En Chine, les « rétrogradés » de la consommation
Jiaxing compte plusieurs centres commerciaux, mais comme beaucoup de villes moyennes en Chine, Wanda Plaza est sans doute le plus moderne. En témoigne la présence dans les magasins de figuiers-lyres, ces arbres aux grandes feuilles devenus un élément indispensable des boutiques branchées.

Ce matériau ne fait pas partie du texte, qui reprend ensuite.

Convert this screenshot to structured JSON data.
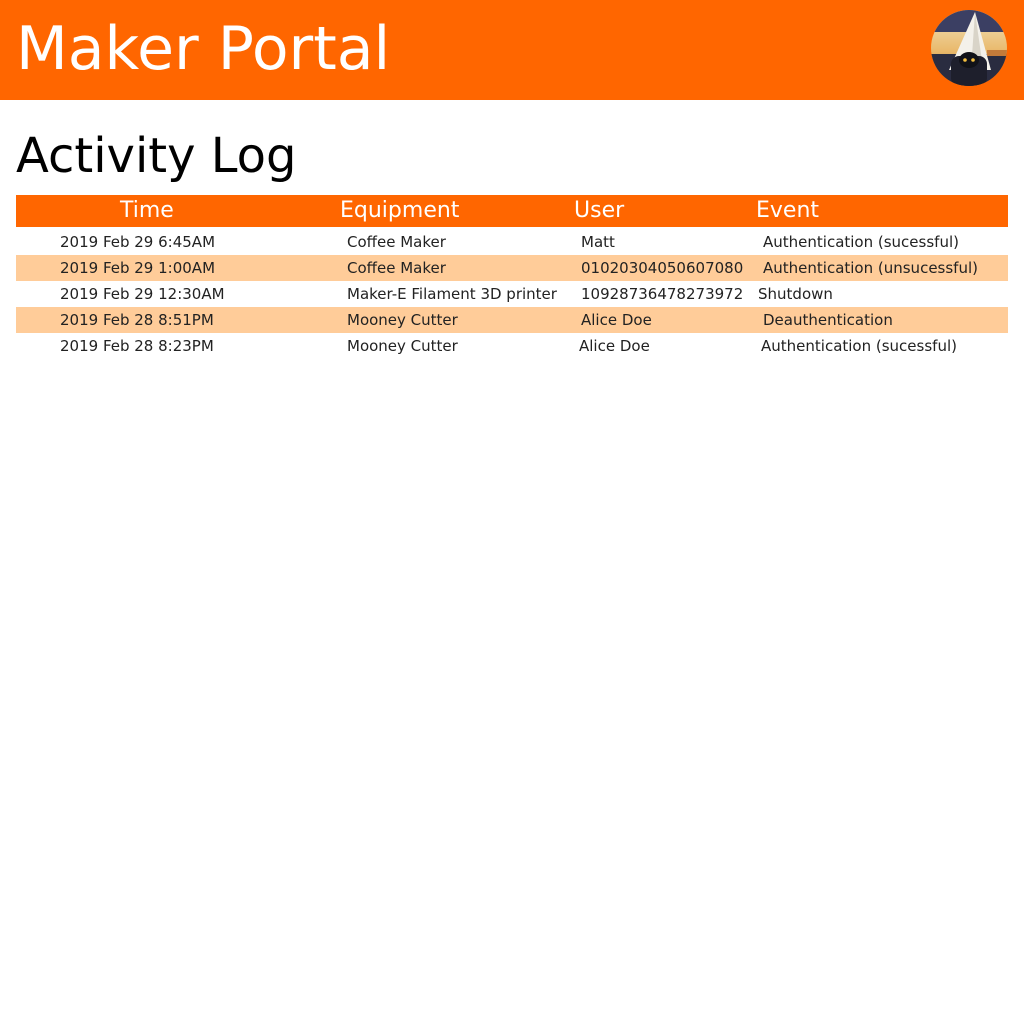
{
  "header": {
    "app_title": "Maker Portal",
    "brand_color": "#ff6600",
    "avatar_icon": "user-avatar-icon"
  },
  "page": {
    "title": "Activity Log"
  },
  "table": {
    "columns": [
      "Time",
      "Equipment",
      "User",
      "Event"
    ],
    "rows": [
      {
        "time": "2019 Feb 29 6:45AM",
        "equipment": "Coffee Maker",
        "user": "Matt",
        "event": "Authentication (sucessful)"
      },
      {
        "time": "2019 Feb 29 1:00AM",
        "equipment": "Coffee Maker",
        "user": "01020304050607080",
        "event": "Authentication (unsucessful)"
      },
      {
        "time": "2019 Feb 29 12:30AM",
        "equipment": "Maker-E Filament 3D printer",
        "user": "10928736478273972",
        "event": "Shutdown"
      },
      {
        "time": "2019 Feb 28 8:51PM",
        "equipment": "Mooney Cutter",
        "user": "Alice Doe",
        "event": "Deauthentication"
      },
      {
        "time": "2019 Feb 28 8:23PM",
        "equipment": "Mooney Cutter",
        "user": "Alice Doe",
        "event": "Authentication (sucessful)"
      }
    ],
    "stripe_color": "#ffcc99"
  }
}
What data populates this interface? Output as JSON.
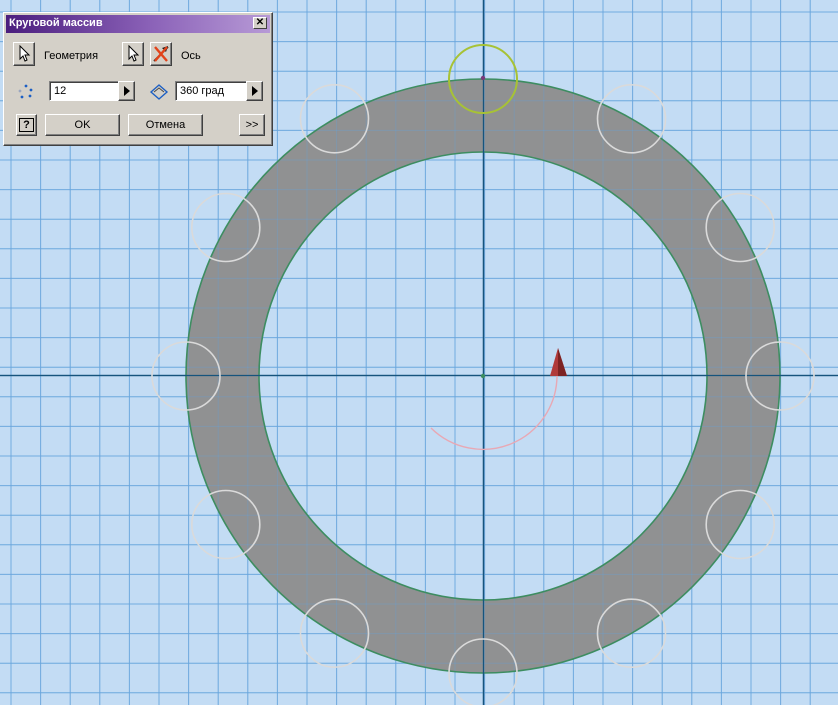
{
  "dialog": {
    "title": "Круговой массив",
    "close_label": "✕",
    "geometry_label": "Геометрия",
    "axis_label": "Ось",
    "count_value": "12",
    "angle_value": "360 град",
    "ok_label": "OK",
    "cancel_label": "Отмена",
    "more_label": ">>",
    "help_label": "?"
  },
  "icons": {
    "geometry_select": "cursor-arrow-icon",
    "axis_select": "cursor-arrow-icon",
    "axis_flip": "flip-direction-icon",
    "count": "pattern-count-icon",
    "angle": "angle-icon",
    "help": "help-icon",
    "count_arrow": "right-arrow-icon",
    "angle_arrow": "right-arrow-icon"
  },
  "colors": {
    "background": "#c3dcf4",
    "grid": "#6aa6dd",
    "axis": "#16547d",
    "ring_fill": "#8d8c8c",
    "ring_edge": "#3d8d61",
    "preview_circles": "#dadada",
    "selected_circle": "#a7c235",
    "direction_arrow": "#b03a3a",
    "rotation_arc": "#e8a8b4",
    "title_gradient_start": "#4b1e7e",
    "title_gradient_end": "#b79ad6"
  }
}
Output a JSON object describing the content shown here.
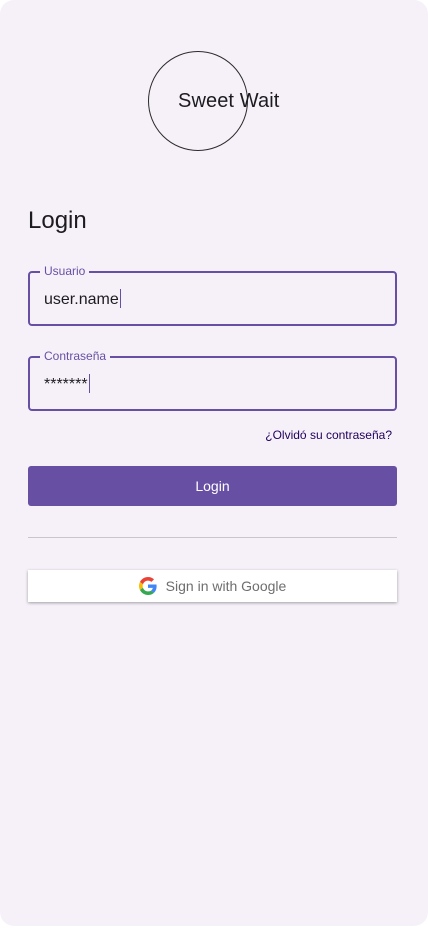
{
  "app": {
    "logo_text": "Sweet Wait"
  },
  "login": {
    "heading": "Login",
    "username": {
      "label": "Usuario",
      "value": "user.name"
    },
    "password": {
      "label": "Contraseña",
      "value": "*******"
    },
    "forgot_link": "¿Olvidó su contraseña?",
    "submit_label": "Login",
    "google_label": "Sign in with Google"
  },
  "colors": {
    "primary": "#6750a4",
    "background": "#f6f1f9",
    "link": "#21005d",
    "divider": "#cac4d0"
  },
  "icons": {
    "google": "google-g-icon"
  }
}
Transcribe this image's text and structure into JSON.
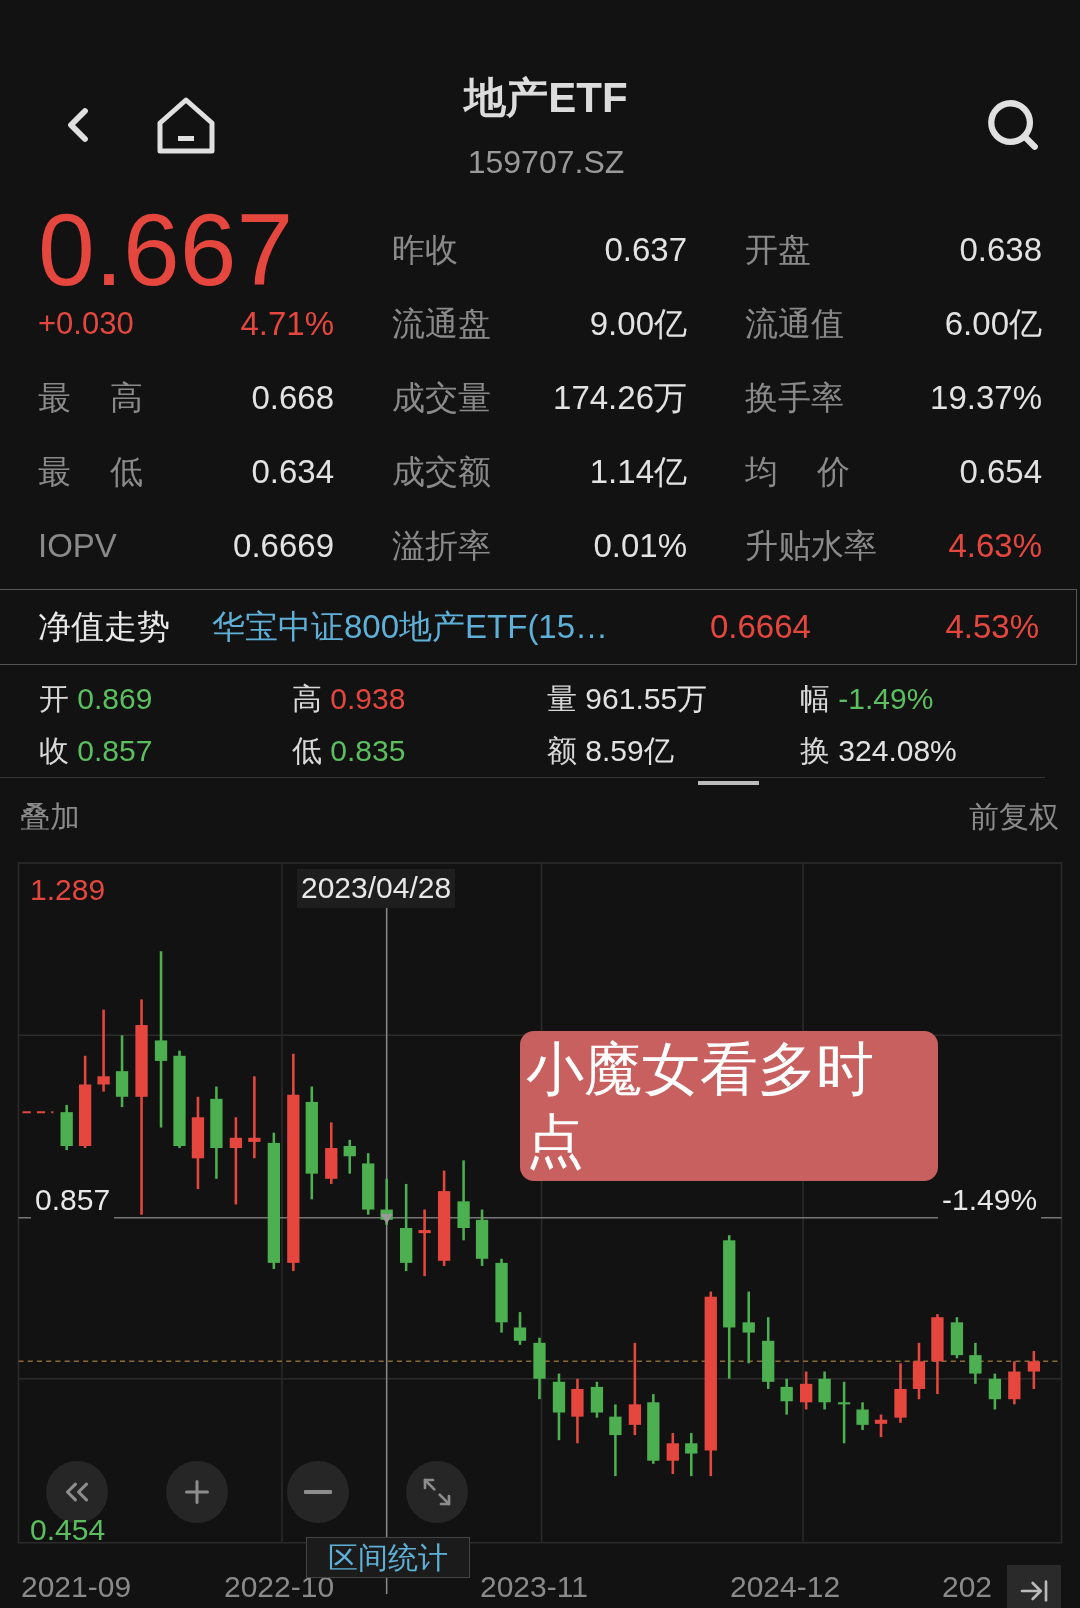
{
  "header": {
    "title": "地产ETF",
    "code": "159707.SZ"
  },
  "quote": {
    "price": "0.667",
    "change": "+0.030",
    "change_pct": "4.71%",
    "color": "#e5473f"
  },
  "rows": [
    [
      {
        "label": "昨收",
        "value": "0.637",
        "color": "#e2e2e2"
      },
      {
        "label": "开盘",
        "value": "0.638",
        "color": "#e2e2e2"
      }
    ],
    [
      {
        "label": "流通盘",
        "value": "9.00亿",
        "color": "#e2e2e2"
      },
      {
        "label": "流通值",
        "value": "6.00亿",
        "color": "#e2e2e2"
      }
    ],
    [
      {
        "label": "最 高",
        "value": "0.668",
        "color": "#e2e2e2"
      },
      {
        "label": "成交量",
        "value": "174.26万",
        "color": "#e2e2e2"
      },
      {
        "label": "换手率",
        "value": "19.37%",
        "color": "#e2e2e2"
      }
    ],
    [
      {
        "label": "最 低",
        "value": "0.634",
        "color": "#e2e2e2"
      },
      {
        "label": "成交额",
        "value": "1.14亿",
        "color": "#e2e2e2"
      },
      {
        "label": "均 价",
        "value": "0.654",
        "color": "#e2e2e2"
      }
    ],
    [
      {
        "label": "IOPV",
        "value": "0.6669",
        "color": "#e2e2e2"
      },
      {
        "label": "溢折率",
        "value": "0.01%",
        "color": "#e2e2e2"
      },
      {
        "label": "升贴水率",
        "value": "4.63%",
        "color": "#e5473f"
      }
    ]
  ],
  "nav": {
    "label": "净值走势",
    "fund": "华宝中证800地产ETF(15…",
    "value": "0.6664",
    "change": "4.53%",
    "color": "#e5473f"
  },
  "stats": [
    {
      "label": "开",
      "value": "0.869",
      "color": "#5cbf5f"
    },
    {
      "label": "高",
      "value": "0.938",
      "color": "#e5473f"
    },
    {
      "label": "量",
      "value": "961.55万",
      "color": "#e2e2e2"
    },
    {
      "label": "幅",
      "value": "-1.49%",
      "color": "#5cbf5f"
    },
    {
      "label": "收",
      "value": "0.857",
      "color": "#5cbf5f"
    },
    {
      "label": "低",
      "value": "0.835",
      "color": "#5cbf5f"
    },
    {
      "label": "额",
      "value": "8.59亿",
      "color": "#e2e2e2"
    },
    {
      "label": "换",
      "value": "324.08%",
      "color": "#e2e2e2"
    }
  ],
  "chart_toolbar": {
    "overlay": "叠加",
    "adjust": "前复权"
  },
  "chart": {
    "high_label": "1.289",
    "low_label": "0.454",
    "cursor_date": "2023/04/28",
    "cursor_price": "0.857",
    "cursor_change": "-1.49%",
    "note": "小魔女看多时点",
    "range_stats": "区间统计",
    "dates": [
      "2021-09",
      "2022-10",
      "2023-11",
      "2024-12",
      "202"
    ]
  }
}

Depuis son ouverture il y a neuf ans, le centre s’est imposé comme le point de rencontre des consommateurs de cette ville de 1,5 million d’habitants en plein développement, dans le sillage de Shanghai et de la capitale provinciale Hangzhou, dont il est à égale distance. Les clients y retrouvent les classiques Uniqlo et Muji, mais aussi la marque de sacs à dos américaine Sprayground, qui y a ouvert en 2023. Ils vont au cinéma, mangent un burger en famille ou une fondue chinoise entre amis.
Cet après-midi d’été, le « centre commercial » n’est pas vide, mais les vendeurs ont du mal à convaincre les curieux d’acheter. « Les gens sont plus prudents. Avant, si quelque chose leur plaisait, ils achetaient plusieurs choses. Ce n’est plus le cas. »explique Kong Weiting, en triant les factures derrière la caisse enregistreuse d’un magasin vendant des pantalons et des chemises décontractés pour hommes.
Cette femme de 35 ans, veste grise sur tee-shirt noir, faux ongles vertigineux et boucles d’oreilles en perles, connaît bien le phénomène. Elle en fait l’expérience personnelle. Son mari travaille dans la rénovation d’appartements. Depuis que le marché immobilier est en baisse, ses revenus ont chuté. Le couple, qui a une fille de 10 ans, surveille donc beaucoup plus attentivement ses dépenses. Avant, Kong Weiting s’autorisait à sortir avec son mari ou des amis deux ou trois fois par mois – elle dépensait 200 ou 300 yuans, soit 25 à 40 euros. Désormais, le couple préfère dîner à la maison.
» Se serrer la ceinture «
En Chine, un terme est apparu ces dernières années pour décrire cette situation où les consommateurs sont plus prudents dans leurs dépenses : « xiaofei jiangji »soit « déclassé de la consommation »ce qui pourrait aussi se traduire par « se serrer la ceinture ». Les Chinois dans cette situation renoncent aux achats plaisir, font de longs trajets en transports en commun pour éviter de prendre le taxi, et ont le sentiment de vivre en dessous du niveau de vie qu’ils avaient connu jusqu’alors, ou de celui auquel ils aspiraient.
Face à cette prudence, les marques qui ont des ambitions sur ce marché monumental sont réduites à la même question : quand les acheteurs retrouveront-ils leur enthousiasme ? Leur ferveur reviendra-t-elle même ? Après les années de pandémie de Covid-19, la consommation chinoise a mis du temps à se redresser. Il semble désormais qu’elle pourrait s’installer dans une morosité durable.